Authorities haven’t offered a motive for Escobar’s murder. But an increasingly bloody and aggressive drug war has led to a spike in homicides and grisly crime scenes in Guayaquil in recent years that mimic some of the bloodiest tactics of Mexico’s drug-related violence: decapitated heads, bodies hanging from bridges, and bomb attacks.

Authorities found seven 9mm bullet casings near Escobar’s body, according to Xavier Chango, the national head of criminalistics. Photos posted to Twitter showed the prosecutor crumpled on asphalt next to a tree in a suit and tie, his clothes soaked with blood. 

Throughout his career, Escobar handled sensitive murder and drug-trafficking cases, according to El Universo newspaper. It also reported that as of July, Escobar was prosecuting eight alleged members of a criminal organization for drug trafficking.

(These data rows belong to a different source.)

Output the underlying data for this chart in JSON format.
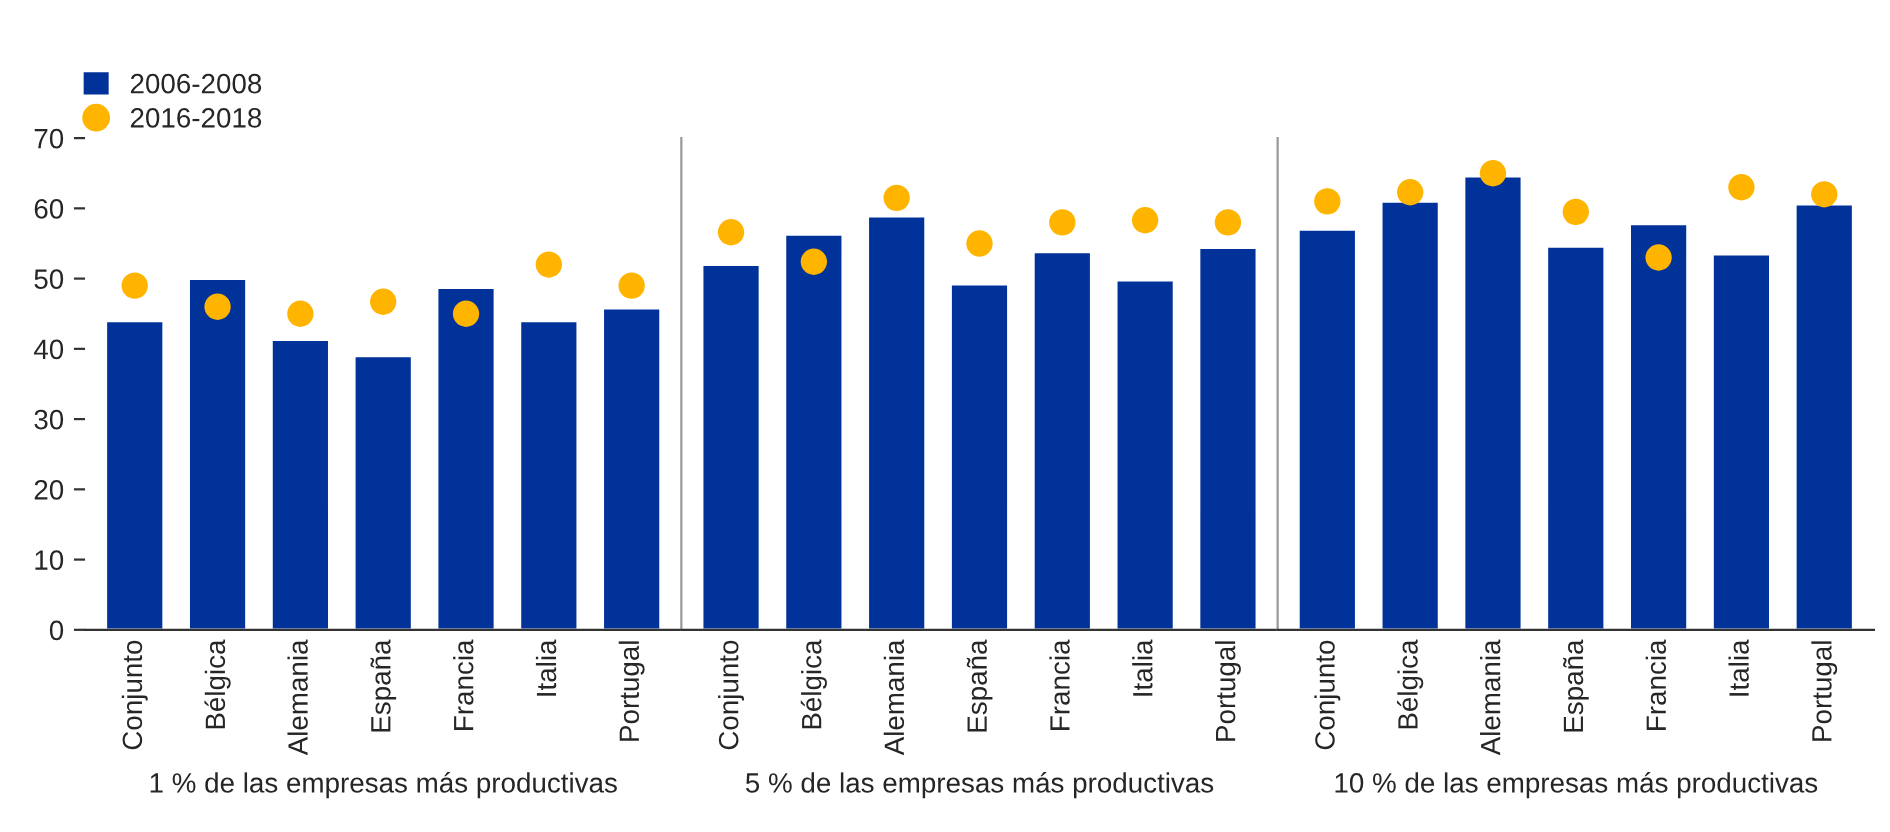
{
  "chart_data": [
    {
      "type": "bar",
      "xlabel": "1 % de las empresas más productivas",
      "categories": [
        "Conjunto",
        "Bélgica",
        "Alemania",
        "España",
        "Francia",
        "Italia",
        "Portugal"
      ],
      "ylim": [
        0,
        70
      ],
      "yticks": [
        0,
        10,
        20,
        30,
        40,
        50,
        60,
        70
      ],
      "legend": "top left",
      "marker": "circle",
      "series": [
        {
          "name": "2006-2008",
          "color": "#003299",
          "values": [
            44,
            50,
            41.3,
            39,
            48.7,
            44,
            45.8
          ]
        },
        {
          "name": "2016-2018",
          "type": "scatter",
          "color": "#ffb400",
          "values": [
            49,
            46,
            45,
            46.7,
            45,
            52,
            49
          ]
        }
      ]
    },
    {
      "type": "bar",
      "xlabel": "5 % de las empresas más productivas",
      "categories": [
        "Conjunto",
        "Bélgica",
        "Alemania",
        "España",
        "Francia",
        "Italia",
        "Portugal"
      ],
      "ylim": [
        0,
        70
      ],
      "tick_labels": "x",
      "marker": "circle",
      "series": [
        {
          "color": "#003299",
          "values": [
            52,
            56.3,
            58.9,
            49.2,
            53.8,
            49.8,
            54.4
          ]
        },
        {
          "type": "scatter",
          "color": "#ffb400",
          "values": [
            56.6,
            52.4,
            61.5,
            55,
            58,
            58.3,
            58
          ]
        }
      ]
    },
    {
      "type": "bar",
      "xlabel": "10 % de las empresas más productivas",
      "categories": [
        "Conjunto",
        "Bélgica",
        "Alemania",
        "España",
        "Francia",
        "Italia",
        "Portugal"
      ],
      "ylim": [
        0,
        70
      ],
      "tick_labels": "x",
      "marker": "circle",
      "series": [
        {
          "color": "#003299",
          "values": [
            57,
            61,
            64.6,
            54.6,
            57.8,
            53.5,
            60.6
          ]
        },
        {
          "type": "scatter",
          "color": "#ffb400",
          "values": [
            61,
            62.3,
            65,
            59.5,
            53,
            63,
            62
          ]
        }
      ]
    }
  ]
}
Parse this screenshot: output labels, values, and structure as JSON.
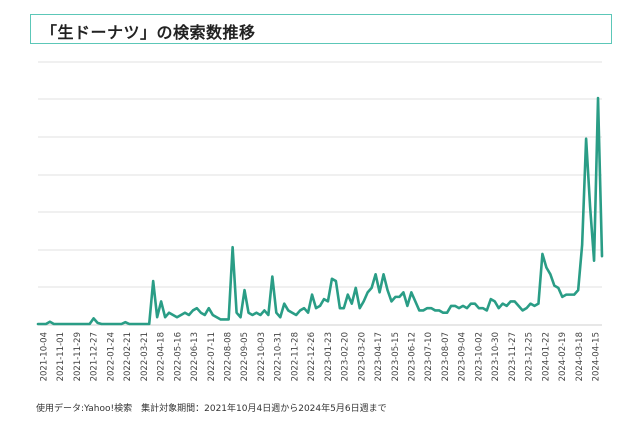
{
  "title": "「生ドーナツ」の検索数推移",
  "source_note": "使用データ:Yahoo!検索　集計対象期間：2021年10月4日週から2024年5月6日週まで",
  "colors": {
    "line": "#2a9d86",
    "grid": "#e2e2e2",
    "title_border": "#5cc7b8",
    "tick_text": "#444444"
  },
  "chart_data": {
    "type": "line",
    "title": "「生ドーナツ」の検索数推移",
    "xlabel": "",
    "ylabel": "",
    "grid": true,
    "ylim": [
      0,
      100
    ],
    "tick_labels": [
      "2021-10-04",
      "2021-11-01",
      "2021-11-29",
      "2021-12-27",
      "2022-01-24",
      "2022-02-21",
      "2022-03-21",
      "2022-04-18",
      "2022-05-16",
      "2022-06-13",
      "2022-07-11",
      "2022-08-08",
      "2022-09-05",
      "2022-10-03",
      "2022-10-31",
      "2022-11-28",
      "2022-12-26",
      "2023-01-23",
      "2023-02-20",
      "2023-03-20",
      "2023-04-17",
      "2023-05-15",
      "2023-06-12",
      "2023-07-10",
      "2023-08-07",
      "2023-09-04",
      "2023-10-02",
      "2023-10-30",
      "2023-11-27",
      "2023-12-25",
      "2024-01-22",
      "2024-02-19",
      "2024-03-18",
      "2024-04-15"
    ],
    "series": [
      {
        "values": [
          0,
          0,
          0,
          1,
          0,
          0,
          0,
          0,
          0,
          0,
          0,
          0,
          0,
          0,
          2.5,
          0.5,
          0,
          0,
          0,
          0,
          0,
          0,
          0.8,
          0,
          0,
          0,
          0,
          0,
          0,
          19,
          3,
          10,
          3,
          5,
          4,
          3,
          4,
          5,
          4,
          6,
          7,
          5,
          4,
          7,
          4,
          3,
          2,
          2,
          2,
          34,
          5,
          3,
          15,
          5,
          4,
          5,
          4,
          6,
          4,
          21,
          5,
          3,
          9,
          6,
          5,
          4,
          6,
          7,
          5,
          13,
          7,
          8,
          11,
          10,
          20,
          19,
          7,
          7,
          13,
          9,
          16,
          7,
          10,
          14,
          16,
          22,
          14,
          22,
          15,
          10,
          12,
          12,
          14,
          8,
          14,
          10,
          6,
          6,
          7,
          7,
          6,
          6,
          5,
          5,
          8,
          8,
          7,
          8,
          7,
          9,
          9,
          7,
          7,
          6,
          11,
          10,
          7,
          9,
          8,
          10,
          10,
          8,
          6,
          7,
          9,
          8,
          9,
          31,
          25,
          22,
          17,
          16,
          12,
          13,
          13,
          13,
          15,
          35,
          82,
          52,
          28,
          100,
          30
        ]
      }
    ]
  }
}
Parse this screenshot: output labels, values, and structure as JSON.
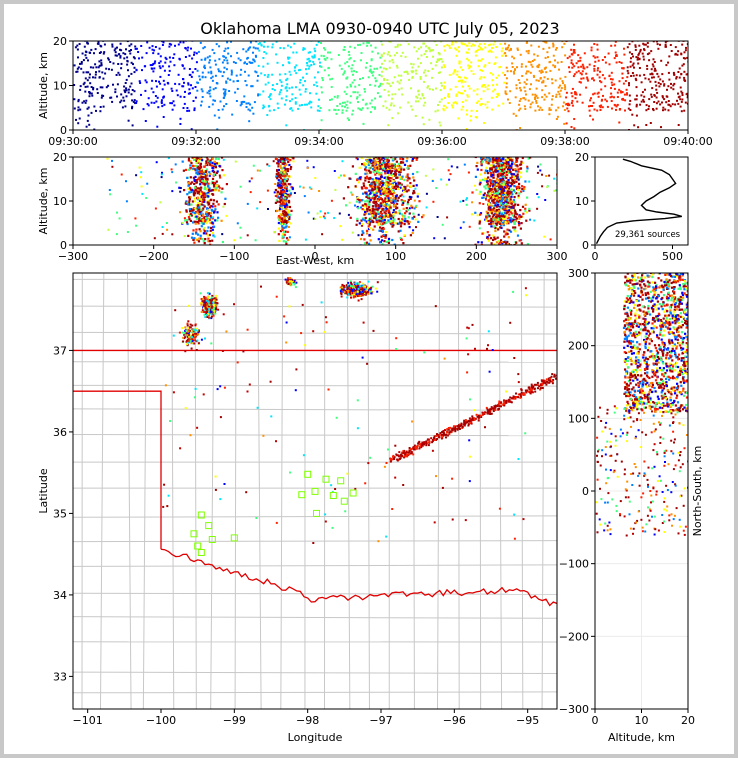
{
  "chart_data": {
    "type": "scatter",
    "title": "Oklahoma LMA 0930-0940 UTC July 05, 2023",
    "color_scale": [
      "#00008b",
      "#0000ff",
      "#0080ff",
      "#00e5ff",
      "#40ff80",
      "#c0ff40",
      "#ffff00",
      "#ff9000",
      "#ff2000",
      "#a00000"
    ],
    "source_count_label": "29,361 sources",
    "panels": [
      {
        "id": "time_altitude",
        "type": "scatter",
        "xlabel": "",
        "ylabel": "Altitude, km",
        "xlim": [
          "09:30:00",
          "09:40:00"
        ],
        "ylim": [
          0,
          20
        ],
        "xticks": [
          "09:30:00",
          "09:32:00",
          "09:34:00",
          "09:36:00",
          "09:38:00",
          "09:40:00"
        ],
        "yticks": [
          "0",
          "10",
          "20"
        ],
        "density_profile_time": [
          0.9,
          0.8,
          0.5,
          0.9,
          0.6,
          0.7,
          0.6,
          0.7,
          0.6,
          0.8,
          0.7,
          0.6,
          0.7,
          0.6,
          0.7,
          0.8,
          0.6,
          0.7,
          0.6,
          0.7,
          0.8,
          0.6,
          0.7,
          0.6,
          0.7,
          0.8,
          0.7,
          0.6,
          0.8,
          0.7,
          0.9,
          0.8,
          0.9,
          0.8,
          0.9,
          0.8,
          0.9,
          1.0,
          0.9,
          1.0
        ]
      },
      {
        "id": "eastwest_altitude",
        "type": "scatter",
        "xlabel": "East-West, km",
        "ylabel": "Altitude, km",
        "xlim": [
          -300,
          300
        ],
        "ylim": [
          0,
          20
        ],
        "xticks": [
          "−300",
          "−200",
          "−100",
          "0",
          "100",
          "200",
          "300"
        ],
        "yticks": [
          "0",
          "10",
          "20"
        ],
        "clusters": [
          {
            "x_center": -140,
            "x_width": 35,
            "alt_center": 11,
            "density": 0.6
          },
          {
            "x_center": -40,
            "x_width": 15,
            "alt_center": 13,
            "density": 0.4
          },
          {
            "x_center": 85,
            "x_width": 60,
            "alt_center": 12,
            "density": 1.0
          },
          {
            "x_center": 230,
            "x_width": 45,
            "alt_center": 13,
            "density": 1.0
          }
        ]
      },
      {
        "id": "altitude_histogram",
        "type": "line",
        "xlabel": "",
        "ylabel": "",
        "xlim": [
          0,
          600
        ],
        "ylim": [
          0,
          20
        ],
        "xticks": [
          "0",
          "500"
        ],
        "yticks": [
          "0",
          "10",
          "20"
        ],
        "altitudes": [
          0.3,
          1,
          2,
          3,
          4,
          5,
          5.5,
          6,
          6.5,
          7,
          7.5,
          8,
          9,
          10,
          11,
          12,
          13,
          14,
          15,
          16,
          17,
          18,
          19,
          19.5
        ],
        "counts": [
          10,
          20,
          35,
          55,
          80,
          140,
          250,
          450,
          560,
          510,
          400,
          330,
          300,
          330,
          380,
          420,
          480,
          520,
          500,
          480,
          430,
          300,
          230,
          180
        ]
      },
      {
        "id": "plan_view",
        "type": "scatter",
        "xlabel": "Longitude",
        "ylabel": "Latitude",
        "xlim": [
          -101.2,
          -94.6
        ],
        "ylim": [
          32.6,
          37.95
        ],
        "xticks": [
          "−101",
          "−100",
          "−99",
          "−98",
          "−97",
          "−96",
          "−95"
        ],
        "yticks": [
          "33",
          "34",
          "35",
          "36",
          "37"
        ],
        "stations": [
          {
            "lon": -99.45,
            "lat": 34.98
          },
          {
            "lon": -99.35,
            "lat": 34.85
          },
          {
            "lon": -99.55,
            "lat": 34.75
          },
          {
            "lon": -99.3,
            "lat": 34.68
          },
          {
            "lon": -99.5,
            "lat": 34.6
          },
          {
            "lon": -99.45,
            "lat": 34.52
          },
          {
            "lon": -99.0,
            "lat": 34.7
          },
          {
            "lon": -98.0,
            "lat": 35.48
          },
          {
            "lon": -97.75,
            "lat": 35.42
          },
          {
            "lon": -97.55,
            "lat": 35.4
          },
          {
            "lon": -98.08,
            "lat": 35.23
          },
          {
            "lon": -97.9,
            "lat": 35.27
          },
          {
            "lon": -97.65,
            "lat": 35.22
          },
          {
            "lon": -97.5,
            "lat": 35.15
          },
          {
            "lon": -97.38,
            "lat": 35.25
          },
          {
            "lon": -97.88,
            "lat": 35.0
          }
        ]
      },
      {
        "id": "northsouth_altitude",
        "type": "scatter",
        "xlabel": "Altitude, km",
        "ylabel": "North-South, km",
        "xlim": [
          0,
          20
        ],
        "ylim": [
          -300,
          300
        ],
        "xticks": [
          "0",
          "10",
          "20"
        ],
        "yticks": [
          "−300",
          "−200",
          "−100",
          "0",
          "100",
          "200",
          "300"
        ]
      }
    ]
  }
}
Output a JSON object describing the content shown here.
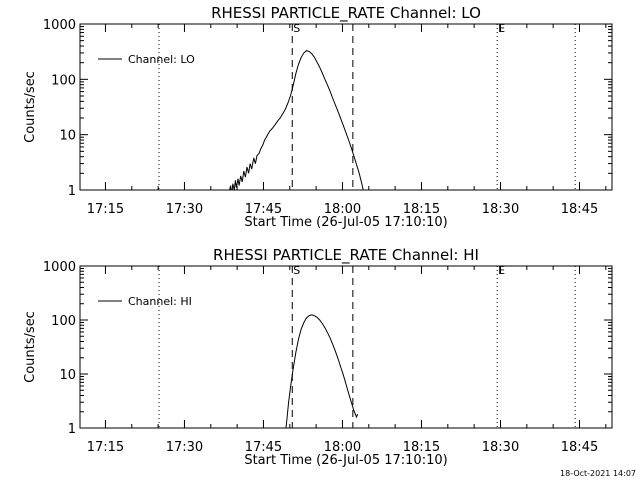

It’s unclear what organization the defendants were associated with or the status of the case against them.

Also this year, Escobar prosecuted two inmates accused of participating in a prison massacre in November that left 68 inmates dead and another two dozen people injured, according to El Universo. The bloodbath at Litoral Penitentiary, an overcrowded and gang-controlled facility in Guayaquil, is believed to have stemmed from an ongoing feud between prison gangs. It’s one of many prison riots that have killed hundreds of inmates, including one in September 2021, also at Litoral Penitentiary, that left more than 100 dead.   

The number of murders in Ecuador rose more than 80 percent last year, to 2,494, up from 1,371 in 2020, according to statistics from the Security Ministry. 

Ecuador’s president, Guillermo Lasso, a conservative who took office in May 2021, declared a fourth state of emergency in Guayaquil in August after a bomb killed five people and injured 17 others.

“Criminal gangs have become a government within a government in Ecuador,” Guayaquil Mayor, Cynthia Viteri, wrote in an open letter to the president after the explosion. “Who is in charge here, organized crime or an enslaved government?”